As winter wanes, I am glad for many things. My apologies to those who love winter, but I am markedly joyous when we register the first 50-degree-plus temperatures around this juncture of winter.
While it may be the only time of year that 50 degrees feels warm, watching small rivers of water run from the piles of melting snow makes me gleeful. This temperature is also a signal that winter’s ravaging effects on vehicles are about to cease for a year, and I’m especially glad for that.
Those unwelcome effects have become exaggerated ever since private parking lot owners, along with city, county and state agencies have all adopted the rampant use of liquid deicer in winter. I guess I’m “old school” when it comes to winter road preparation — prudent plowing, along with a bit of sand on grades and at intersections always seemed effective and more environmentally friendly to me.
I’m unaware of the chemical makeup of that likely-caustic melter, and I’m not sure I want to know, since millions of gallons of the liquid must leach toward our aquifer every winter.
What I do know is that the dreadful liquid-in-question is a very effective corrosive agent. My vehicle’s painted alloy wheels are a testament to that. Each tiny nick in their silver paint has grown to a blistered lump on top of corroded aluminum, and the narrow crevice around the small center caps traps enough of the offending agent to have created a decorative, bubbly circle on the rim around each cap. The wheels have to be removed to take the caps off, so periodic winter cleaning is prohibitive. Next year, maybe I’ll have the wheels repainted and leave the small caps off.
With that sort of corrosion readily visible, there are certainly plenty of other areas where the liquid hides out. That’s why it’s a good idea to treat your car or truck to an automatic car wash periodically in winter. I prefer the “touchless” versions, which use high-pressure nozzles to blast every part the vehicle.

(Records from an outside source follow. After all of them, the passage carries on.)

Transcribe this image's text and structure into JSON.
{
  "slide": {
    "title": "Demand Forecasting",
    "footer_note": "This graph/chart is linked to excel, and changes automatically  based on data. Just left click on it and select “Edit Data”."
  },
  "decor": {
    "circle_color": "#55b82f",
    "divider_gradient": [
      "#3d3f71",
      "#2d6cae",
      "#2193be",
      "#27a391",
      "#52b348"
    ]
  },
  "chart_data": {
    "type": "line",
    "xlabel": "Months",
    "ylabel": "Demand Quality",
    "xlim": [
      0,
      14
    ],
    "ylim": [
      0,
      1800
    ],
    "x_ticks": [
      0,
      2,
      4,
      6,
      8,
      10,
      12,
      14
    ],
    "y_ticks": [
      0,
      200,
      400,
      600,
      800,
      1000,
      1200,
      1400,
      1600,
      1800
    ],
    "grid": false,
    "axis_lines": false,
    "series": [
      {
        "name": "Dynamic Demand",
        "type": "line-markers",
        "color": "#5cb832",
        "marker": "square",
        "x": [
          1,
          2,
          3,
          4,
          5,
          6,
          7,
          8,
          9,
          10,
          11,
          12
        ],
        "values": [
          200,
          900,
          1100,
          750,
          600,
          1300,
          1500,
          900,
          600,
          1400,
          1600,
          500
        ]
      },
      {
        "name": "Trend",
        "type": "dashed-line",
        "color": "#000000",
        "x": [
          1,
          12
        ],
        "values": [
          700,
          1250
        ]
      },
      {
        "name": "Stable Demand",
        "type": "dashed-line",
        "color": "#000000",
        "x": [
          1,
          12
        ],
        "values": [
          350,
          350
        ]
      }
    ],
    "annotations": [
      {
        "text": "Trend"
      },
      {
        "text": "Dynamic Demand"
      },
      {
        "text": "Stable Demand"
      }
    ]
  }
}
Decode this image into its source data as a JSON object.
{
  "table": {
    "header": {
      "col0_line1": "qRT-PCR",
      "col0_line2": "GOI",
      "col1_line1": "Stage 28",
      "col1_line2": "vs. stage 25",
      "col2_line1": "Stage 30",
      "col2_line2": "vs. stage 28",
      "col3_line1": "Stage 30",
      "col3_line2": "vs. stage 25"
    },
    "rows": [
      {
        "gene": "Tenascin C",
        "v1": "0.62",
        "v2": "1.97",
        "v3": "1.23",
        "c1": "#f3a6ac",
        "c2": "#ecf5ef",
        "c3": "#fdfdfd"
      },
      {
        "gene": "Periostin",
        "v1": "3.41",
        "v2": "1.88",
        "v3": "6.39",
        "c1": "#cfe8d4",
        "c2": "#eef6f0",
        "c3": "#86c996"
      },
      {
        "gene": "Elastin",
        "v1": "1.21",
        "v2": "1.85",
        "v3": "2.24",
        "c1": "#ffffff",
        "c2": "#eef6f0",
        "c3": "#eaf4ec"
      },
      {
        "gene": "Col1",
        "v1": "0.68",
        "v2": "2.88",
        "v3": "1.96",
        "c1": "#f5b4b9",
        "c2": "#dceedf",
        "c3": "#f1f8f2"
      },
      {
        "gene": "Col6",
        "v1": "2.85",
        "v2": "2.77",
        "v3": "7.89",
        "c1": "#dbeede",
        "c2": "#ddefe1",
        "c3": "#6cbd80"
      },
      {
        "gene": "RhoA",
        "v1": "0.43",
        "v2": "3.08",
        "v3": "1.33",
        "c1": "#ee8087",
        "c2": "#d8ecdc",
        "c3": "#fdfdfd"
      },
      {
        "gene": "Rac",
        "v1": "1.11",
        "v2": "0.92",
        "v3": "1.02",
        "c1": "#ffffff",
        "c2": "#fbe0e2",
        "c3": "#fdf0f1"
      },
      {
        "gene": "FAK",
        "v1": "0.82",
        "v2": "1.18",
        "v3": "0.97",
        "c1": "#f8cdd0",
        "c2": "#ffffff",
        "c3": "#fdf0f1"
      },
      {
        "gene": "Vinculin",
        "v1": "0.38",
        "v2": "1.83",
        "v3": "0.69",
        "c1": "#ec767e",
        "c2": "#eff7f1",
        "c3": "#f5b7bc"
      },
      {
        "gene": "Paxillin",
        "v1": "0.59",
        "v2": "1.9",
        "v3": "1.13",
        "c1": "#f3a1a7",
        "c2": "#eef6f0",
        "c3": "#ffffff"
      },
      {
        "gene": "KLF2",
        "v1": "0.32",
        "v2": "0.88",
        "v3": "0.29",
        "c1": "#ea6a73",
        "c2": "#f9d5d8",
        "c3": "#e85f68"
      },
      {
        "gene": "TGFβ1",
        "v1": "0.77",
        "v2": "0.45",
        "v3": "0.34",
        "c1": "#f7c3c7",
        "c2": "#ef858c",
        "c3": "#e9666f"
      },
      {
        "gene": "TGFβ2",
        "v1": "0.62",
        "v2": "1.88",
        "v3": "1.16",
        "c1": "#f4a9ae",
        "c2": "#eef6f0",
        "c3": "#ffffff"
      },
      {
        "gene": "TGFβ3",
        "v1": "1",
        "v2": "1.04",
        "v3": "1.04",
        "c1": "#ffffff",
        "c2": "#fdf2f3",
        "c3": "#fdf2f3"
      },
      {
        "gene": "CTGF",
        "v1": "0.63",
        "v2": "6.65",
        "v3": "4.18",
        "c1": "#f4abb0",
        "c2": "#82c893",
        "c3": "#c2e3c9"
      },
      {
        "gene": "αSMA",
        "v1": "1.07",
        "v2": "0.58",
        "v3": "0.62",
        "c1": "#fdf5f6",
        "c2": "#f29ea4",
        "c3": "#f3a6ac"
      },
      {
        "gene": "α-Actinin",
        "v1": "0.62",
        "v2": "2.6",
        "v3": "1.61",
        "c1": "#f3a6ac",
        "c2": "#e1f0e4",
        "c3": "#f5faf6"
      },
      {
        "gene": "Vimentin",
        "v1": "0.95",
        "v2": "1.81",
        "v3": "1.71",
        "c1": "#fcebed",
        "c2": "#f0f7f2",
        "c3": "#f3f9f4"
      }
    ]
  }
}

The liquid melting product currently being used may melt snow and ice, but it has all the qualities needed for destroying metal: corrosive, clingy, slow to evaporate, and spreads on its own. Sand may create some dust, but any liquid deicer that doesn’t end up in the aquifer will eventually dry out and end up as undesirable particulate in the air. Again, I’d welcome the use of sand, combined with frequent sweeping between storms to keep dust under control
But alas, we’re probably saddled with this liquid for many winters to come. That’s because today’s average driver demands clear roads at all times, and dumping endless gallons of deicer is the latest and easiest way to accomplish that.

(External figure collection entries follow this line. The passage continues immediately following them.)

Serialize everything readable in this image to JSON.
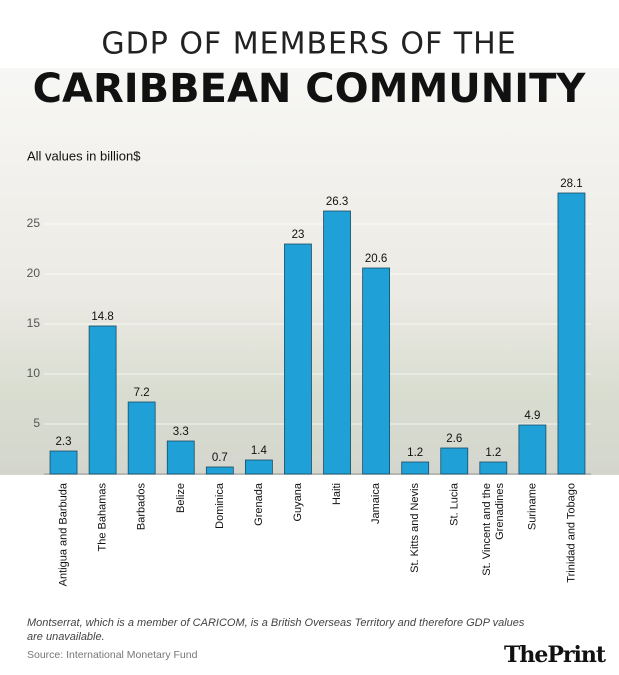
{
  "chart_data": {
    "type": "bar",
    "title_line1": "GDP OF MEMBERS OF THE",
    "title_line2": "CARIBBEAN COMMUNITY",
    "subtitle": "All values in billion$",
    "categories": [
      "Antigua and Barbuda",
      "The Bahamas",
      "Barbados",
      "Belize",
      "Dominica",
      "Grenada",
      "Guyana",
      "Haiti",
      "Jamaica",
      "St. Kitts and Nevis",
      "St. Lucia",
      "St. Vincent and the\nGrenadines",
      "Suriname",
      "Trinidad and Tobago"
    ],
    "values": [
      2.3,
      14.8,
      7.2,
      3.3,
      0.7,
      1.4,
      23,
      26.3,
      20.6,
      1.2,
      2.6,
      1.2,
      4.9,
      28.1
    ],
    "color": "#1fa0d6",
    "ylim": [
      0,
      30
    ],
    "yticks": [
      5,
      10,
      15,
      20,
      25
    ],
    "grid": true,
    "footnote": "Montserrat, which is a member of CARICOM, is a British Overseas Territory and therefore GDP values are unavailable.",
    "source": "Source: International Monetary Fund",
    "logo": "ThePrint"
  }
}
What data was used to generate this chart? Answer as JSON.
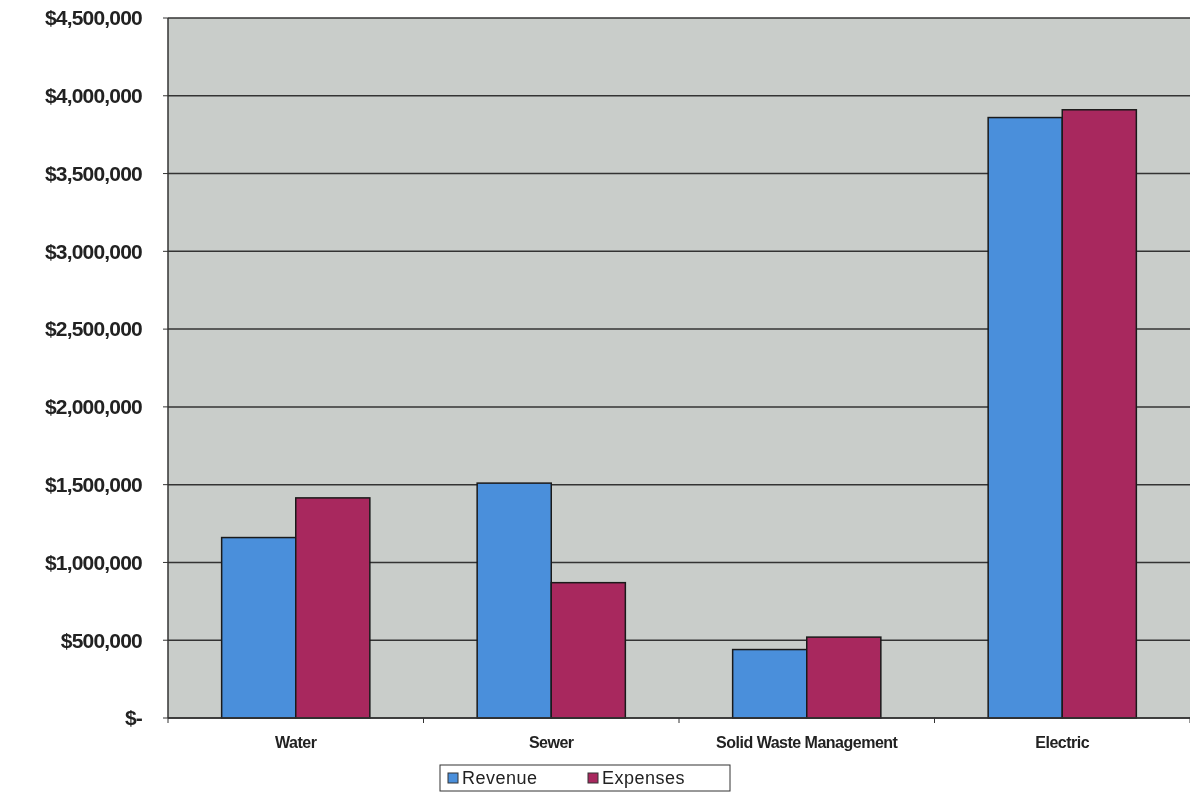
{
  "chart_data": {
    "type": "bar",
    "categories": [
      "Water",
      "Sewer",
      "Solid Waste Management",
      "Electric"
    ],
    "series": [
      {
        "name": "Revenue",
        "color": "#4a8fdb",
        "values": [
          1160000,
          1510000,
          440000,
          3860000
        ]
      },
      {
        "name": "Expenses",
        "color": "#a8285e",
        "values": [
          1415000,
          870000,
          520000,
          3910000
        ]
      }
    ],
    "ylim": [
      0,
      4500000
    ],
    "yticks": [
      {
        "value": 0,
        "label": "$-"
      },
      {
        "value": 500000,
        "label": "$500,000"
      },
      {
        "value": 1000000,
        "label": "$1,000,000"
      },
      {
        "value": 1500000,
        "label": "$1,500,000"
      },
      {
        "value": 2000000,
        "label": "$2,000,000"
      },
      {
        "value": 2500000,
        "label": "$2,500,000"
      },
      {
        "value": 3000000,
        "label": "$3,000,000"
      },
      {
        "value": 3500000,
        "label": "$3,500,000"
      },
      {
        "value": 4000000,
        "label": "$4,000,000"
      },
      {
        "value": 4500000,
        "label": "$4,500,000"
      }
    ],
    "grid": "y",
    "legend": "bottom"
  }
}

Turning on ice-stuck wipers is another consequence of winter. I always cringe when I forget to manually break them loose, and their activation first stalls the wiper motor then practically tears the blades off when they suddenly move. That, along with blades scraping over built-up ice and the arms straining amidst built-up snow certainly takes a toll on windshield wiper systems.
Cold winter startups place plenty of extra wear on our engines too. Oil takes longer to get to vital components at 0-20 degrees than it does at 70-90 degrees, taking an extra “toll” with each winter startup. Because of the more viscous (thicker) winter properties of oil, starter motors also work much harder to turn the engine in cold conditions. When they start out extra-cold, transmissions and every other moving mechanical component suffer additional wear during the extended time needed to reach operating temperature.

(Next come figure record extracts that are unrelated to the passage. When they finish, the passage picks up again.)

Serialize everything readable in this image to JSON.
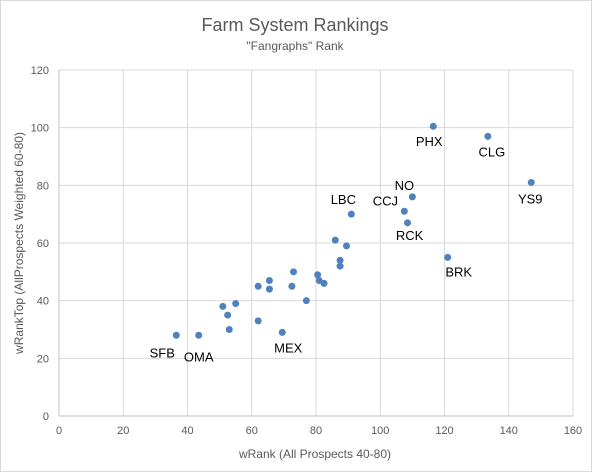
{
  "chart_data": {
    "type": "scatter",
    "title": "Farm System Rankings",
    "subtitle": "\"Fangraphs\" Rank",
    "xlabel": "wRank (All Prospects 40-80)",
    "ylabel": "wRankTop (AllProspects Weighted 60-80)",
    "xlim": [
      0,
      160
    ],
    "ylim": [
      0,
      120
    ],
    "xticks": [
      0,
      20,
      40,
      60,
      80,
      100,
      120,
      140,
      160
    ],
    "yticks": [
      0,
      20,
      40,
      60,
      80,
      100,
      120
    ],
    "grid": true,
    "marker_color": "#4f81bd",
    "points": [
      {
        "x": 116.5,
        "y": 100.5,
        "label": "PHX"
      },
      {
        "x": 133.5,
        "y": 97,
        "label": "CLG"
      },
      {
        "x": 147,
        "y": 81,
        "label": "YS9"
      },
      {
        "x": 110,
        "y": 76,
        "label": "NO"
      },
      {
        "x": 107.5,
        "y": 71,
        "label": "CCJ"
      },
      {
        "x": 91,
        "y": 70,
        "label": "LBC"
      },
      {
        "x": 108.5,
        "y": 67,
        "label": "RCK"
      },
      {
        "x": 121,
        "y": 55,
        "label": "BRK"
      },
      {
        "x": 86,
        "y": 61,
        "label": ""
      },
      {
        "x": 89.5,
        "y": 59,
        "label": ""
      },
      {
        "x": 87.5,
        "y": 54,
        "label": ""
      },
      {
        "x": 87.5,
        "y": 52,
        "label": ""
      },
      {
        "x": 80.5,
        "y": 49,
        "label": ""
      },
      {
        "x": 81,
        "y": 47,
        "label": ""
      },
      {
        "x": 82.5,
        "y": 46,
        "label": ""
      },
      {
        "x": 73,
        "y": 50,
        "label": ""
      },
      {
        "x": 72.5,
        "y": 45,
        "label": ""
      },
      {
        "x": 77,
        "y": 40,
        "label": ""
      },
      {
        "x": 65.5,
        "y": 47,
        "label": ""
      },
      {
        "x": 65.5,
        "y": 44,
        "label": ""
      },
      {
        "x": 62,
        "y": 45,
        "label": ""
      },
      {
        "x": 55,
        "y": 39,
        "label": ""
      },
      {
        "x": 51,
        "y": 38,
        "label": ""
      },
      {
        "x": 52.5,
        "y": 35,
        "label": ""
      },
      {
        "x": 62,
        "y": 33,
        "label": ""
      },
      {
        "x": 53,
        "y": 30,
        "label": ""
      },
      {
        "x": 69.5,
        "y": 29,
        "label": "MEX"
      },
      {
        "x": 43.5,
        "y": 28,
        "label": "OMA"
      },
      {
        "x": 36.5,
        "y": 28,
        "label": "SFB"
      }
    ]
  }
}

I’ve not had a winter-weather-related accident, but I’m sure that those who have are sick of winter. I know of one reader who had a rear-end collision with his new truck because its “all-season” tires had less grip than those of the one he traded. I’ll bet he’s ready for spring!
As winter wanes, I’m excited to turn the outside water back on. Then, I can give my vehicles a well-earned “spa treatment,” reversing the ravages of winter’s snow, ice, freezing temperatures and deicer.